Mamba, Fleischfondü und Eis
Boah, war die letzten Tage viel los. Ich glaube deshalb musste ich auch nicht in die Krippe, weil wir alle so viel machen mussten, und da hatte ja keiner mehr Zeit für Alltag. Mamba nennt das Weihnachten. Wer Mamba ist? Na, Mama und Papa – ist ja voll anstrengend immer beides zu sagen wenn beide daheim sind, deshalb bin ich so schlau und kürze das ganze einfach ab. Vor ein paar Tagen war der Adventskalender plötzlich alle. Nix mehr drin, und Mamba haben gesagt es sei jetzt Weihnachten. Zuerst fand ich das ja nicht so lustig, aber als wir dann bei den Hunde-Omapas waren, gabs da plötzlich einen Baum mitten im Zimmer. Gut dass ich das Wort Baum schon vorher geübt habe, und direkt damit beeindrucken konnte. Und dann gabs noch ganz viele eingewickelte Sachen, die man alle wieder auswickeln musste, und dann haben alle „OH“ und „AH“ gerufen. Mir war das ein bisschen viel und ausserdem hatte ich totalen Kohldampf. Nach ausreichend Oh-Ah-Getue gabs dann auch endlich was zu Essen – mein Leibgericht, was sich wohl „Fondü“ nennt, aber das ist viel zu schwer auszusprechen. Das tolle daran ist, dass Oma und Mama abwechselnd leckere kleine Happen für mich in heiße Töpfe hängen und mir dann Mudgerecht zuschieben. Mann, das war toll, immer links, rechts, links, rechts einen Happen abstauben, bis man fast platzt.

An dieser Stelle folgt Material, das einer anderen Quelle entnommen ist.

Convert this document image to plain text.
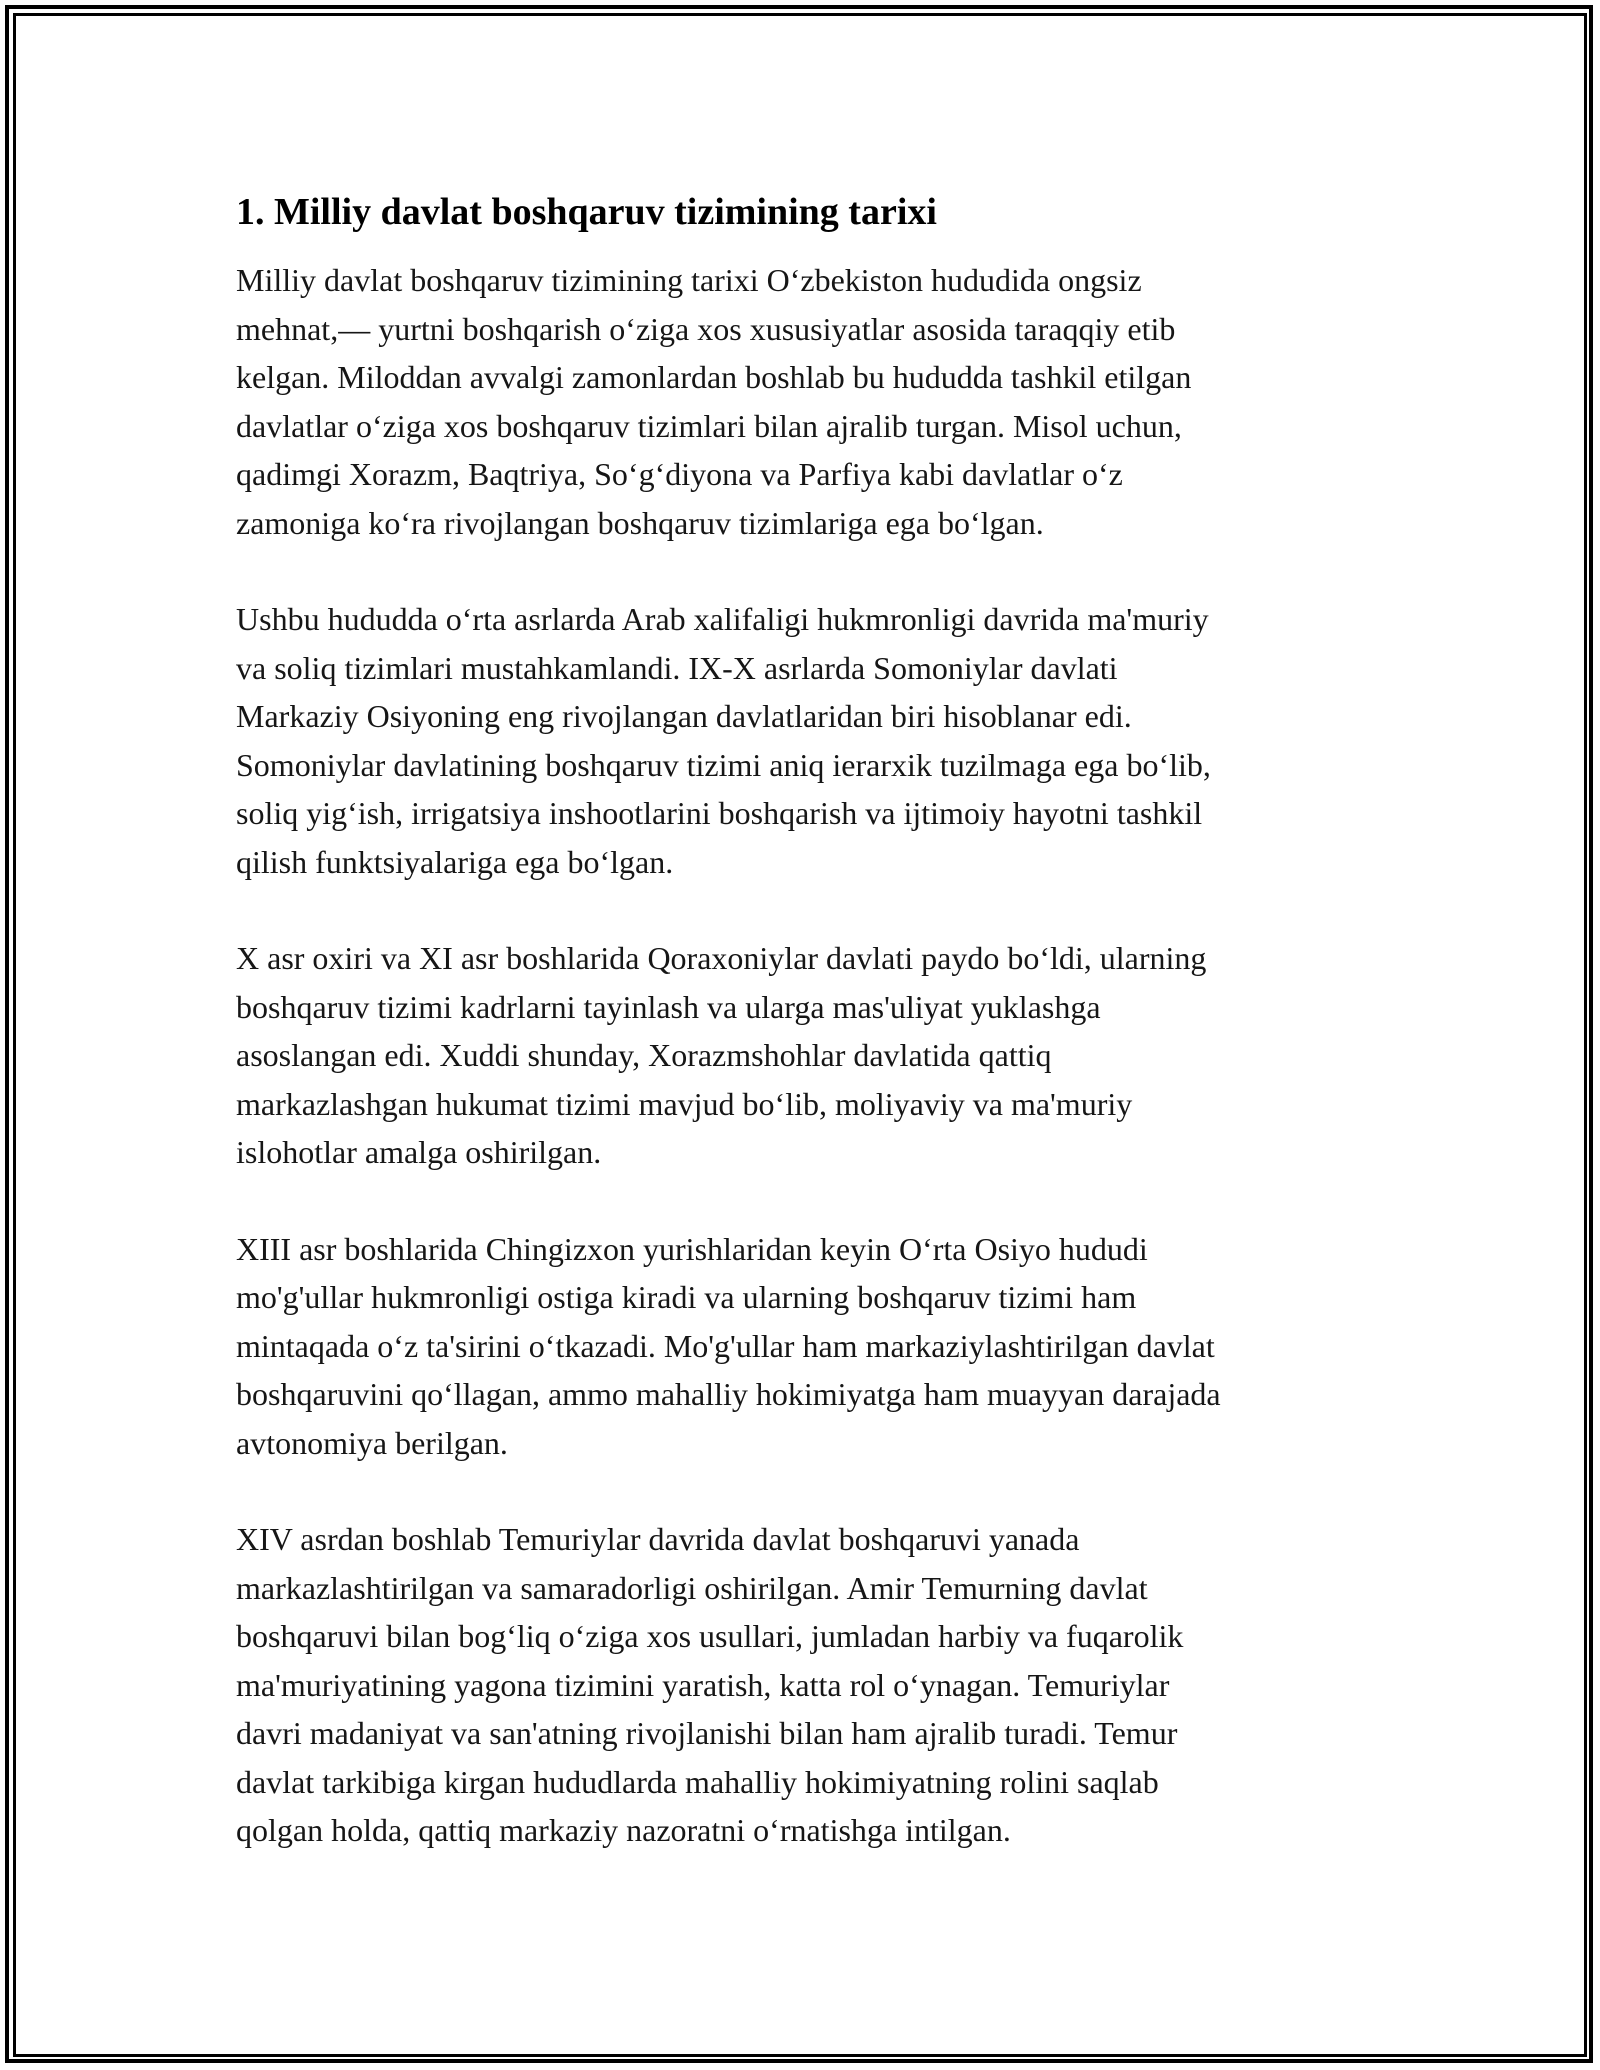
1. Milliy davlat boshqaruv tizimining tarixi

Milliy davlat boshqaruv tizimining tarixi O‘zbekiston hududida ongsiz
mehnat,— yurtni boshqarish o‘ziga xos xususiyatlar asosida taraqqiy etib
kelgan. Miloddan avvalgi zamonlardan boshlab bu hududda tashkil etilgan
davlatlar o‘ziga xos boshqaruv tizimlari bilan ajralib turgan. Misol uchun,
qadimgi Xorazm, Baqtriya, So‘g‘diyona va Parfiya kabi davlatlar o‘z
zamoniga ko‘ra rivojlangan boshqaruv tizimlariga ega bo‘lgan.

Ushbu hududda o‘rta asrlarda Arab xalifaligi hukmronligi davrida ma'muriy
va soliq tizimlari mustahkamlandi. IX-X asrlarda Somoniylar davlati
Markaziy Osiyoning eng rivojlangan davlatlaridan biri hisoblanar edi.
Somoniylar davlatining boshqaruv tizimi aniq ierarxik tuzilmaga ega bo‘lib,
soliq yig‘ish, irrigatsiya inshootlarini boshqarish va ijtimoiy hayotni tashkil
qilish funktsiyalariga ega bo‘lgan.

X asr oxiri va XI asr boshlarida Qoraxoniylar davlati paydo bo‘ldi, ularning
boshqaruv tizimi kadrlarni tayinlash va ularga mas'uliyat yuklashga
asoslangan edi. Xuddi shunday, Xorazmshohlar davlatida qattiq
markazlashgan hukumat tizimi mavjud bo‘lib, moliyaviy va ma'muriy
islohotlar amalga oshirilgan.

XIII asr boshlarida Chingizxon yurishlaridan keyin O‘rta Osiyo hududi
mo'g'ullar hukmronligi ostiga kiradi va ularning boshqaruv tizimi ham
mintaqada o‘z ta'sirini o‘tkazadi. Mo'g'ullar ham markaziylashtirilgan davlat
boshqaruvini qo‘llagan, ammo mahalliy hokimiyatga ham muayyan darajada
avtonomiya berilgan.

XIV asrdan boshlab Temuriylar davrida davlat boshqaruvi yanada
markazlashtirilgan va samaradorligi oshirilgan. Amir Temurning davlat
boshqaruvi bilan bog‘liq o‘ziga xos usullari, jumladan harbiy va fuqarolik
ma'muriyatining yagona tizimini yaratish, katta rol o‘ynagan. Temuriylar
davri madaniyat va san'atning rivojlanishi bilan ham ajralib turadi. Temur
davlat tarkibiga kirgan hududlarda mahalliy hokimiyatning rolini saqlab
qolgan holda, qattiq markaziy nazoratni o‘rnatishga intilgan.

Am 1. Weihnachtstag (Weihnachten dauert nämlich drei Tage lang – kein Wunder dass man so viel zu tun hat) kamen dann die anderen Omas und Opas (Toni und Gisela) zum - quack, quack - Gans essen. Die Gans hat Mamba ganz schön gestresst, und Papa wars ordentlich übel nach so viel Kocherei.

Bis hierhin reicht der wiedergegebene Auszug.